Apparently Beth Ann and Carl Ray (I’m going to start calling him Lance Romance, as he is finally using the shower and splashing on tons of aftershave) had a “truly di-viiiiine and wonderful” time at miniature golf (how you could have a truly divine and wonderful time trying to push little balls through a clown’s mouth is beyond me).

And Derek-the-jerk wasn’t at the miniature golf range. Surprise, surprise.

 

Monday, July 23

Oh, brother. I don’t believe it. That stupid Carl Ray.

At dinner tonight, Dad asked Carl Ray when he was going home and Carl Ray said he was leaving on Friday, and so Mom asked him when he would be back and he said the next Friday and then Dad asked him if he minded driving alone.

And Carl Ray said, “Don’t rightly know.”

And Dad said, “Mighty long drive.”

And Mom said, “Isn’t there anyone who could ride along with you?”

And then it went like this:

 

DAD
:
Good idea.

MOM
:
What about one of the kids?

 

Maggie looked at me and I looked at Dennis and he looked at Dougie and he looked at Tommy. Tommy said, “Me! Me! I going!”

 

MOM
:
No, Tommy, you’re too little.

TOMMY
:
Me! Me!

Dad looked at Maggie.

 

MAGGIE
:
I’d like to, honest, but I just can’t, what with watching Tommy and all, and besides, Kenny and I are going to the Easton Festival and also I promised Mrs. Furtz I would take Barry and Cathy and David and—

DAD
:
Okay, okay, I get the picture.

DENNIS
:
I’m going camping with Billy, remember?

MOM
:
Oh, right.

DOUGIE
:
And I get carsick.
(He really does.)

 

Everyone, by this time, is looking at me. I am in a complete panic.

 

MOM
:
Oh, Mary Lou! Wouldn’t you like to go?

ME
:
Sure. Sure, I’d really love to go and all, but boy, Maggie always needs help with Tommy, and Alex and I already made plans—

MOM
:
Plans? For what?

ME
:
Well, plans. To do stuff.

DAD
:
Like what?

ME
:
(What was the matter with my stupid brain?)
Well, just plans. To go to the movies—

MOM
:
You just went to the movies.

ME
:
Another movie!

DAD
:
What else?

ME
:
You know, plans.

MOM
:
Well, really, Mary Lou, you might be the best one to go, and besides, you’ve got the whole rest of the summer to see Alex.

ME
:
But—what about Alex? What if he forgets me? What if—

DAD
:
Absence makes the heart grow fonder.

 

And that was the absolute end of that. I couldn’t believe it.

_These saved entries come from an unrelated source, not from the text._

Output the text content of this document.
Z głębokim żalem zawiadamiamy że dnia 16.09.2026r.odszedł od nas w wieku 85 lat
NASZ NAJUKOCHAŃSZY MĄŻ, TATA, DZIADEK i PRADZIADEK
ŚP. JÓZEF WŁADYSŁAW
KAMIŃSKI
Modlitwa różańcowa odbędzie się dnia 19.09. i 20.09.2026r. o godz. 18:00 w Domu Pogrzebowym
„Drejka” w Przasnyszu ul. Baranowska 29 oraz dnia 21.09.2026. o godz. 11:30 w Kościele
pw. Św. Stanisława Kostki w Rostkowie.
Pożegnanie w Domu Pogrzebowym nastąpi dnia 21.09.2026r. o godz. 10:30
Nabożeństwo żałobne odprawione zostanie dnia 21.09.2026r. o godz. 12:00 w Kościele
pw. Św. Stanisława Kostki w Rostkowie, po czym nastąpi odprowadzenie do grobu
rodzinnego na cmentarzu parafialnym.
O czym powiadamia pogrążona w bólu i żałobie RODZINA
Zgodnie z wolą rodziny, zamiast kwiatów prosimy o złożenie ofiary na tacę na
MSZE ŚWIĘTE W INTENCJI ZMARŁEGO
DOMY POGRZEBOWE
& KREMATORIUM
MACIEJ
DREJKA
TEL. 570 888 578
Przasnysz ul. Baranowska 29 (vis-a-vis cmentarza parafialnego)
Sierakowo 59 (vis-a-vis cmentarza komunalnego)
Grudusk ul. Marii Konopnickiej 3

The only thing that makes me not pack my bag and run away from home is that Alex called tonight, and when I told him about having to go with Carl Ray, he said that that was amazing, because his parents had been bugging him to go with them to see his cousins in Michigan next Friday, Saturday, Sunday, Monday, and Tuesday, and that he’d been trying to find a way to convince them to let him stay home, but if I was going to be gone, he’d just go on with them.